= Tadawul Holding Group =

Private Qatari holding company

The Tadawul Group is a private Qatari holding company based in Doha. It was founded in 2006 by Sheikh Thani bin Abdullah al-Thani and is headquartered in Ezdan Towers, in the West Bay area of Doha. Tadawul's portfolio of investment consists of real estate, banking and finance, consumer goods, media, industry, healthcare, insurance and leisure centers.

Tadawul is also the leading shareholder in the Ezdan Holding Group, and serves as the financing arm of Ezdan, also founded by Thani bin Abdullah al-Thani.

Tadawul has a reported capital of $7.86 billion.

==Founder==
Sheikh Thani bin Adbullah al-Thani, founder of Tadawul Group, is a member of the powerful House of Thani, Qatar's ruling family. Sheikh al-Thani is one of the largest real estate developers and investors in the Gulf region.

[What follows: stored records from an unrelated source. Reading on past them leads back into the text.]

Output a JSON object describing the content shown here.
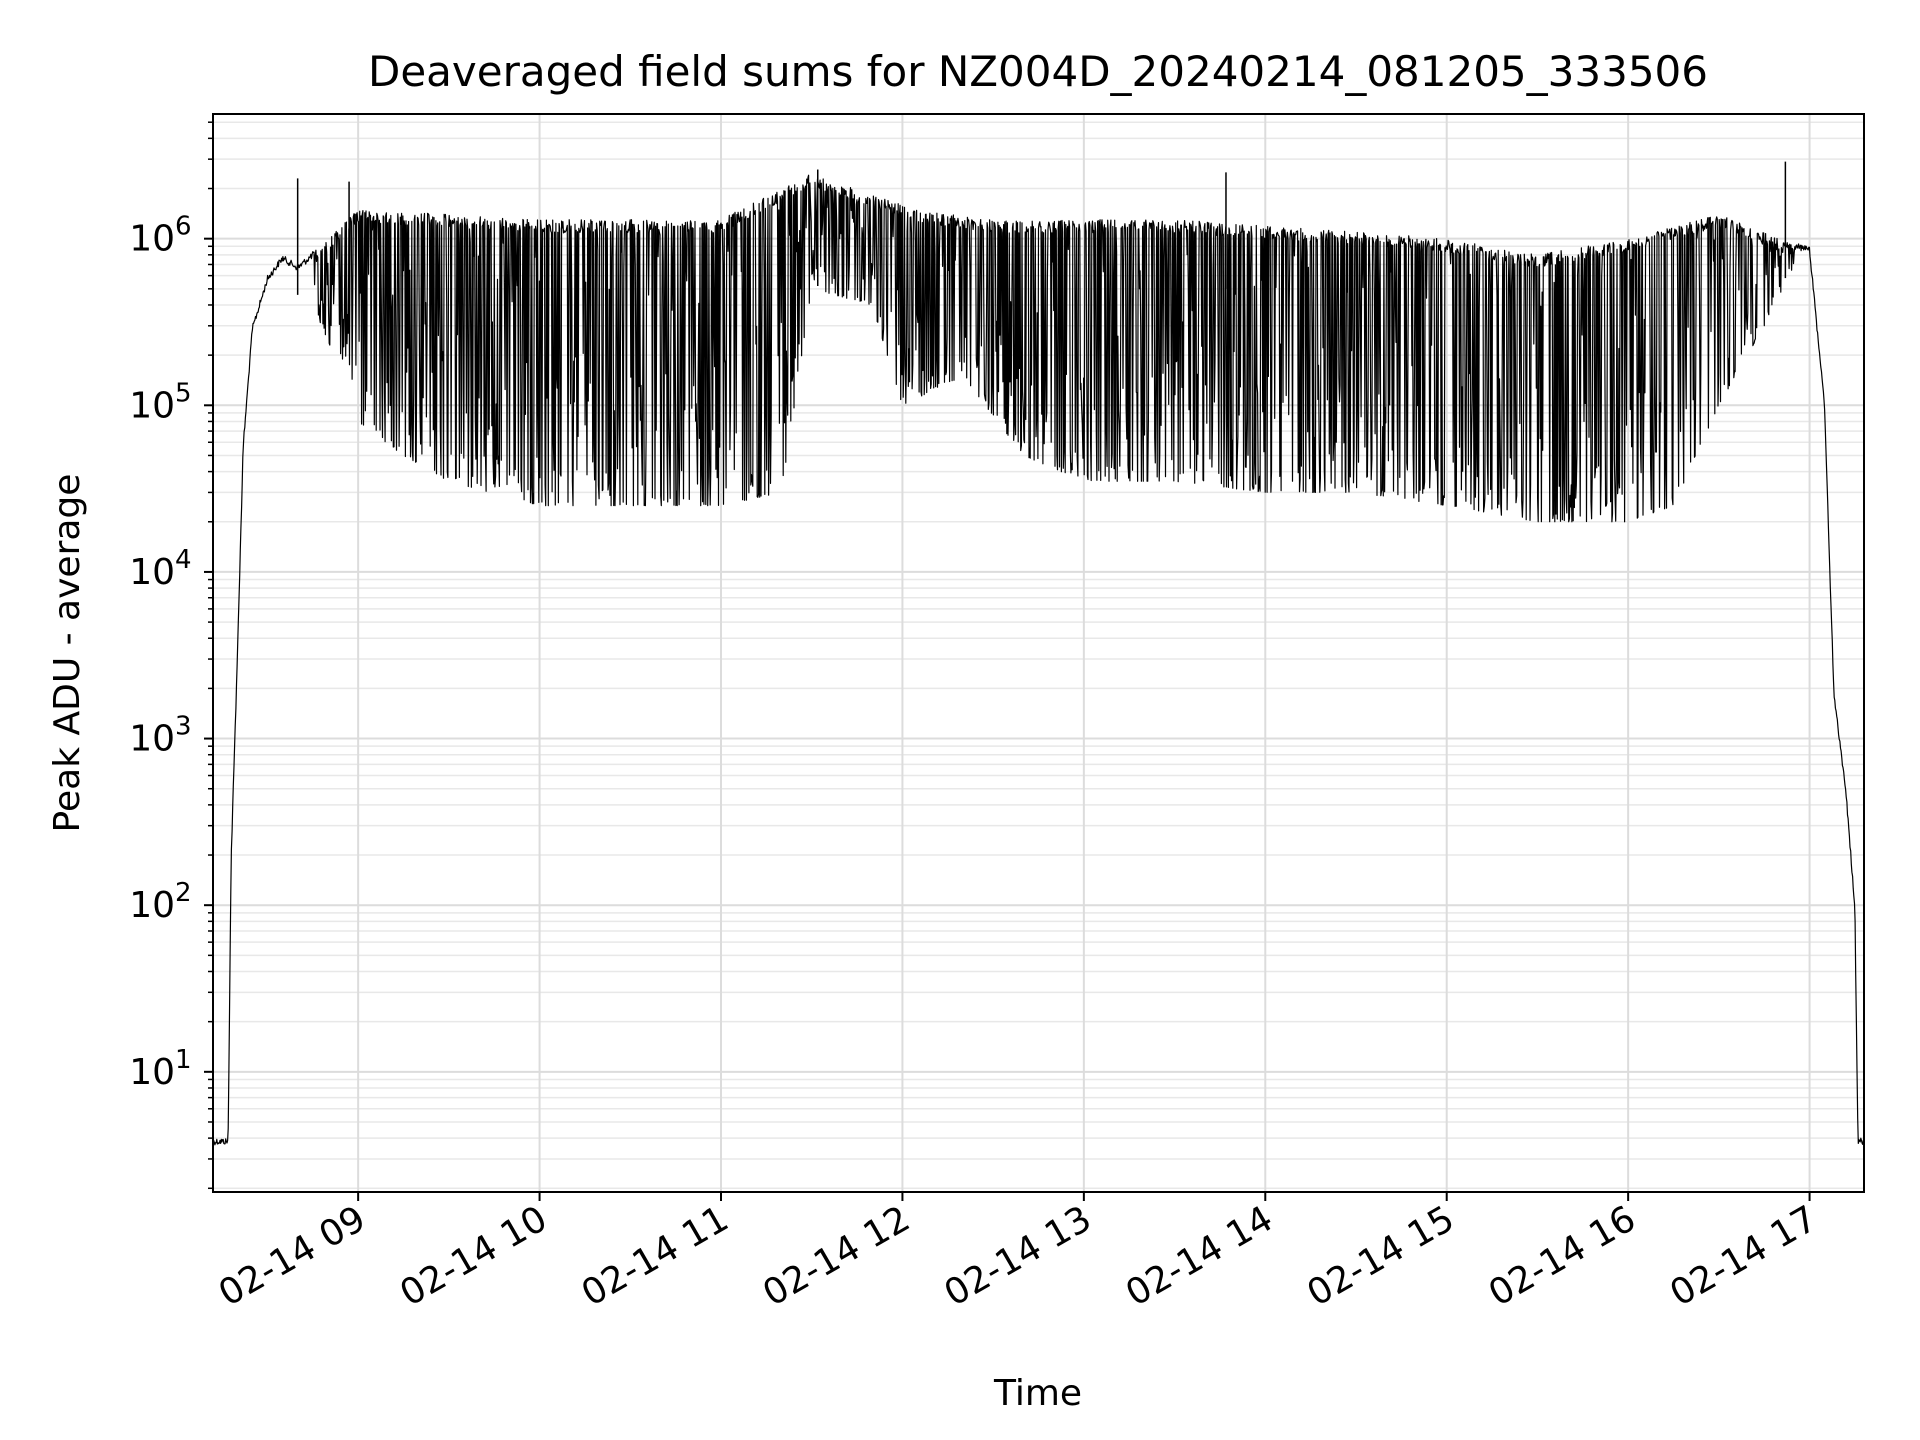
{
  "chart_data": {
    "type": "line",
    "title": "Deaveraged field sums for NZ004D_20240214_081205_333506",
    "xlabel": "Time",
    "ylabel": "Peak ADU - average",
    "xscale": "time",
    "yscale": "log",
    "grid": true,
    "legend": "none",
    "xlim": [
      "2024-02-14 08:12",
      "2024-02-14 17:18"
    ],
    "ylim": [
      1.9,
      5600000
    ],
    "x_ticks": [
      {
        "t": "2024-02-14 09:00",
        "label": "02-14 09"
      },
      {
        "t": "2024-02-14 10:00",
        "label": "02-14 10"
      },
      {
        "t": "2024-02-14 11:00",
        "label": "02-14 11"
      },
      {
        "t": "2024-02-14 12:00",
        "label": "02-14 12"
      },
      {
        "t": "2024-02-14 13:00",
        "label": "02-14 13"
      },
      {
        "t": "2024-02-14 14:00",
        "label": "02-14 14"
      },
      {
        "t": "2024-02-14 15:00",
        "label": "02-14 15"
      },
      {
        "t": "2024-02-14 16:00",
        "label": "02-14 16"
      },
      {
        "t": "2024-02-14 17:00",
        "label": "02-14 17"
      }
    ],
    "y_ticks": [
      {
        "value": 10,
        "base": "10",
        "exp": "1"
      },
      {
        "value": 100,
        "base": "10",
        "exp": "2"
      },
      {
        "value": 1000,
        "base": "10",
        "exp": "3"
      },
      {
        "value": 10000,
        "base": "10",
        "exp": "4"
      },
      {
        "value": 100000,
        "base": "10",
        "exp": "5"
      },
      {
        "value": 1000000,
        "base": "10",
        "exp": "6"
      }
    ],
    "series": [
      {
        "color": "#000000",
        "upper_envelope": [
          {
            "t": "2024-02-14 08:12",
            "y": 4
          },
          {
            "t": "2024-02-14 08:17",
            "y": 4
          },
          {
            "t": "2024-02-14 08:18",
            "y": 200
          },
          {
            "t": "2024-02-14 08:20",
            "y": 3000
          },
          {
            "t": "2024-02-14 08:22",
            "y": 60000
          },
          {
            "t": "2024-02-14 08:25",
            "y": 300000
          },
          {
            "t": "2024-02-14 08:30",
            "y": 600000
          },
          {
            "t": "2024-02-14 08:35",
            "y": 800000
          },
          {
            "t": "2024-02-14 08:40",
            "y": 700000
          },
          {
            "t": "2024-02-14 08:50",
            "y": 1000000
          },
          {
            "t": "2024-02-14 09:00",
            "y": 1500000
          },
          {
            "t": "2024-02-14 10:00",
            "y": 1300000
          },
          {
            "t": "2024-02-14 11:00",
            "y": 1300000
          },
          {
            "t": "2024-02-14 11:30",
            "y": 2500000
          },
          {
            "t": "2024-02-14 11:45",
            "y": 2000000
          },
          {
            "t": "2024-02-14 12:05",
            "y": 1500000
          },
          {
            "t": "2024-02-14 12:30",
            "y": 1300000
          },
          {
            "t": "2024-02-14 13:00",
            "y": 1300000
          },
          {
            "t": "2024-02-14 13:30",
            "y": 1300000
          },
          {
            "t": "2024-02-14 14:00",
            "y": 1200000
          },
          {
            "t": "2024-02-14 14:30",
            "y": 1100000
          },
          {
            "t": "2024-02-14 15:00",
            "y": 1000000
          },
          {
            "t": "2024-02-14 15:30",
            "y": 800000
          },
          {
            "t": "2024-02-14 16:00",
            "y": 1000000
          },
          {
            "t": "2024-02-14 16:30",
            "y": 1400000
          },
          {
            "t": "2024-02-14 16:50",
            "y": 1000000
          },
          {
            "t": "2024-02-14 17:00",
            "y": 900000
          },
          {
            "t": "2024-02-14 17:05",
            "y": 100000
          },
          {
            "t": "2024-02-14 17:08",
            "y": 2000
          },
          {
            "t": "2024-02-14 17:12",
            "y": 500
          },
          {
            "t": "2024-02-14 17:15",
            "y": 100
          },
          {
            "t": "2024-02-14 17:16",
            "y": 4
          },
          {
            "t": "2024-02-14 17:18",
            "y": 4
          }
        ],
        "lower_envelope": [
          {
            "t": "2024-02-14 08:45",
            "y": 400000
          },
          {
            "t": "2024-02-14 08:55",
            "y": 150000
          },
          {
            "t": "2024-02-14 09:00",
            "y": 80000
          },
          {
            "t": "2024-02-14 09:15",
            "y": 50000
          },
          {
            "t": "2024-02-14 09:30",
            "y": 35000
          },
          {
            "t": "2024-02-14 10:00",
            "y": 25000
          },
          {
            "t": "2024-02-14 10:30",
            "y": 25000
          },
          {
            "t": "2024-02-14 11:00",
            "y": 25000
          },
          {
            "t": "2024-02-14 11:20",
            "y": 30000
          },
          {
            "t": "2024-02-14 11:30",
            "y": 500000
          },
          {
            "t": "2024-02-14 11:50",
            "y": 400000
          },
          {
            "t": "2024-02-14 12:00",
            "y": 100000
          },
          {
            "t": "2024-02-14 12:20",
            "y": 150000
          },
          {
            "t": "2024-02-14 12:40",
            "y": 50000
          },
          {
            "t": "2024-02-14 13:00",
            "y": 35000
          },
          {
            "t": "2024-02-14 13:30",
            "y": 35000
          },
          {
            "t": "2024-02-14 14:00",
            "y": 30000
          },
          {
            "t": "2024-02-14 14:30",
            "y": 30000
          },
          {
            "t": "2024-02-14 15:00",
            "y": 25000
          },
          {
            "t": "2024-02-14 15:30",
            "y": 20000
          },
          {
            "t": "2024-02-14 16:00",
            "y": 20000
          },
          {
            "t": "2024-02-14 16:15",
            "y": 25000
          },
          {
            "t": "2024-02-14 16:30",
            "y": 100000
          },
          {
            "t": "2024-02-14 16:45",
            "y": 300000
          },
          {
            "t": "2024-02-14 16:55",
            "y": 700000
          }
        ],
        "spikes": [
          {
            "t": "2024-02-14 08:40",
            "y": 2300000
          },
          {
            "t": "2024-02-14 08:57",
            "y": 2200000
          },
          {
            "t": "2024-02-14 11:32",
            "y": 2600000
          },
          {
            "t": "2024-02-14 13:47",
            "y": 2500000
          },
          {
            "t": "2024-02-14 16:52",
            "y": 2900000
          }
        ]
      }
    ]
  }
}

Sheikh al-Thani serves on the boards of, and has founded several major companies and institutions, such as Al-Sharq newspaper, Qatar International Islamic Bank, Qatar Islamic Bank, Masraf Al Rayan, and the Ezdan Holding Group.

In addition to his involvement in Qatar's financial and real estate sectors, Sheikh al-Thani has long been engaged in humanitarian-related work. He is Chairman of Qatar Society for Rehabilitation of Special Needs, founded the Mental Health Friends Association and the RAF (aka the Sheikh Thani Ibn Abdullah for Humanitarian Services Foundation).